The planning for the project has truly been epic, and the implementation team has now grown to 70, with more to come.
“It takes a village to raise a child … but it takes an army to implement an EMR,” she said. “We are building a whole EMR – every specialist system is being built all at the one time. I have 12 doctors, seven pharmacists, five health information managers (HIMs), nine nurses, technical folk … we are a big team but this is what it takes to build and implement an EMR.”
Fifty implementation staff have completed training in the US, including Ms McLeod. This involved her gaining certification in the emergency department module through nine days of face-to-face courses, sitting three exams and completing two assignments, one of which took 45 hours to do. Those certified in the OR and anaesthetic course had to complete an assignment of over 160 hours.
“One of the reasons we chose Epic is because they have a very strong implementation philosophy,” she said. “You might be a great HIM or a great nurse or a great doctor, but that doesn’t mean you are a great EMR implementer. It takes resilience, it takes quick thinking, it takes an ability to respond to pressure, and you’ve got to be able to listen to people and understand what workflows look like. All of that and you have to be able to configure software.”
Now the focus is turning to training the hospital’s 4500 staff. This will involve role-based training with a minimum period of training for any clinicians of about six to nine hours. And training is mandatory – no one will be allowed to provide clinical care if they have not been trained.
“It is not an iPad – you cannot learn it by just picking it up and having a go,” Ms McLeod said. “In fact, you would be unsafe.”
Her team has 30 super trainers but is trialling a new model in which medical staff train other doctors. 58 doctors have put their hands up to be EMR trainers, which Ms McLeod said showed that clinicians were fully engaged in the roll-out.

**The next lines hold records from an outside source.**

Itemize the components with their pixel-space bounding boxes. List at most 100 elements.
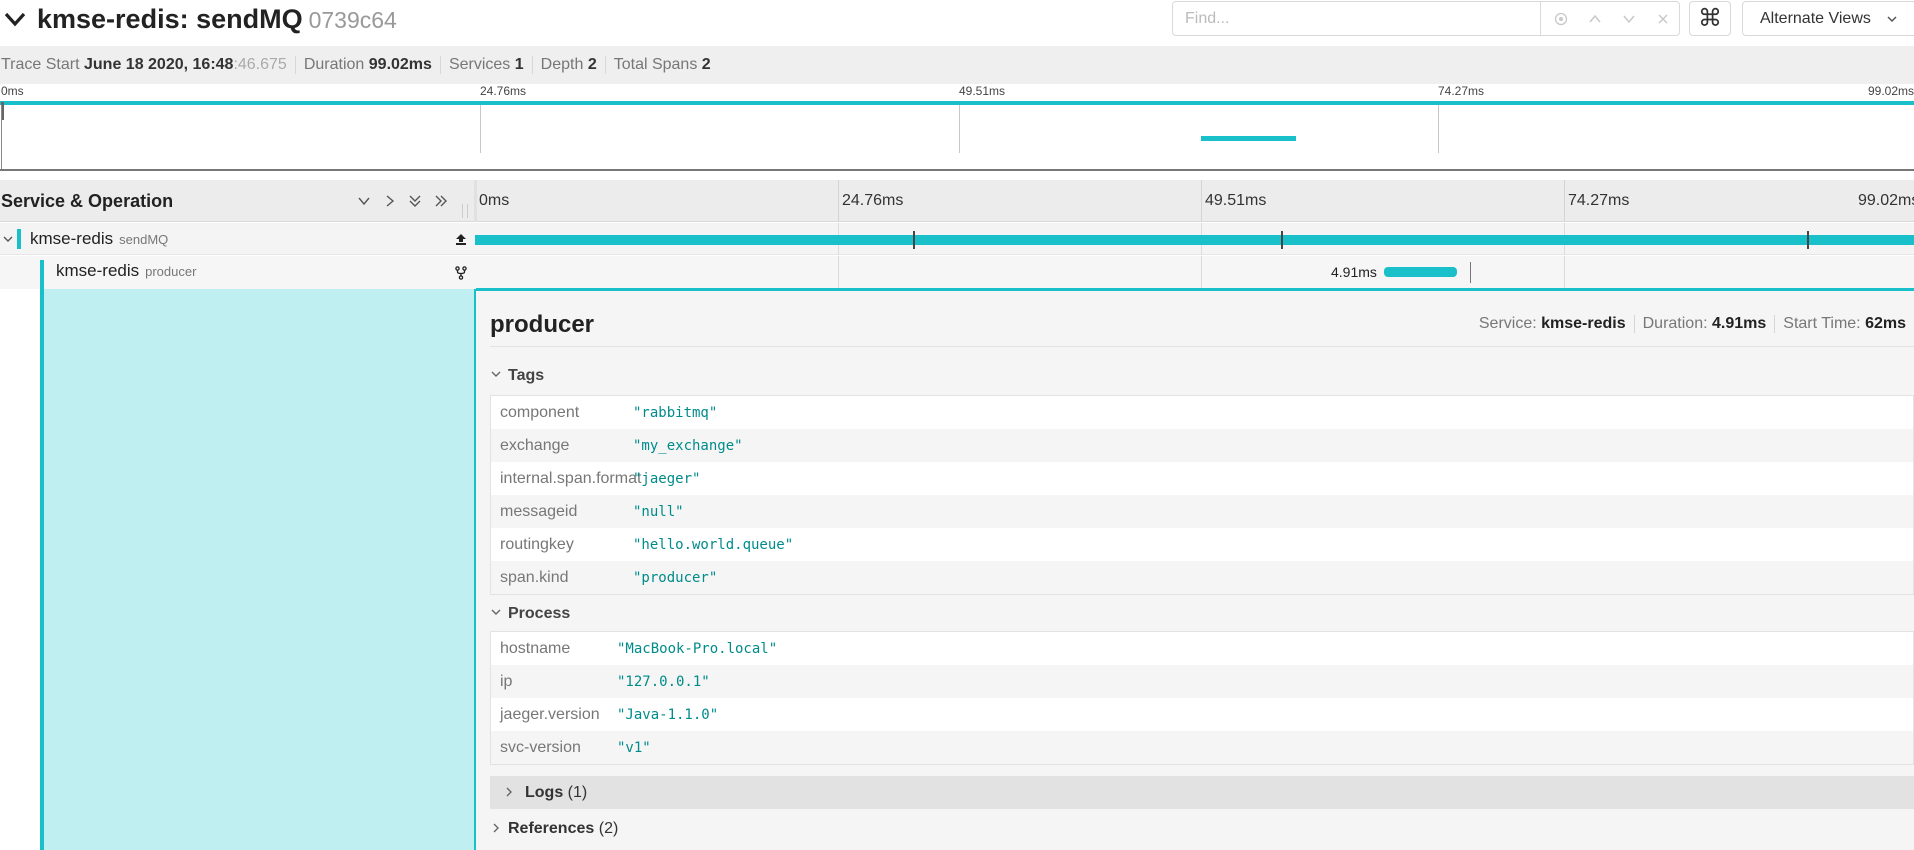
timeline-gridline bbox=[838, 180, 839, 222]
table-row: span.kind "producer" bbox=[491, 561, 1913, 594]
minimap-gridline bbox=[959, 105, 960, 153]
minimap-tick-label: 0ms bbox=[1, 84, 24, 98]
minimap-gridline bbox=[480, 105, 481, 153]
row-gridline bbox=[1564, 256, 1565, 289]
trace-minimap[interactable]: 0ms 24.76ms 49.51ms 74.27ms 99.02ms bbox=[0, 84, 1914, 172]
chevron-down-icon[interactable] bbox=[2, 233, 14, 245]
chevron-down-icon bbox=[1887, 16, 1897, 23]
span-bar-root[interactable] bbox=[475, 235, 1914, 245]
detail-service: Service: kmse-redis bbox=[1471, 315, 1635, 333]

“They picked this system – we had 24 clinicians involved in the evaluation panel,” she said. “They picked this system and they were involved in configuring this system and now they want to take the lead in educating their colleagues.”
Training will begin in earnest seven weeks ahead of go-live, and more than 200 superusers will be on hand post go-live, as will 24/7 supernumerary support. The team has even set up two “command centres” – one with space for 60 staff and one to look after the superusers. The hospital will also reduce outpatient activity in the first weeks of go-live.
“We will have personalisation labs so clinicians will have their favourites set prior to go-live and our project team is employed right up until six months post go-live,” she said. “The first four to six weeks is stabilisation and everything just gets fixed, and then we’ll move into an optimisation phase after that. Ongoing, we think we will have something like 40 EFT to look after this system.”
Ms McLeod is under no illusion that her task is huge – it is a $48 million project and perhaps the largest IT project in Victoria at the moment – and that many staff are worries about what will face them on the day their pens and paper are taken away.
However, she believes it will be a success. “You have to be honest with your staff but you have to say we will do whatever it takes to help you with this. You have to plan beyond go-live because go-live is just the start.
“It is a sprint to get to the starting block but this EMR will be with us for 20 years – it’s like a child and we have to nurture it and nourish it and make sure we have the right supports in place so we can make the best of it.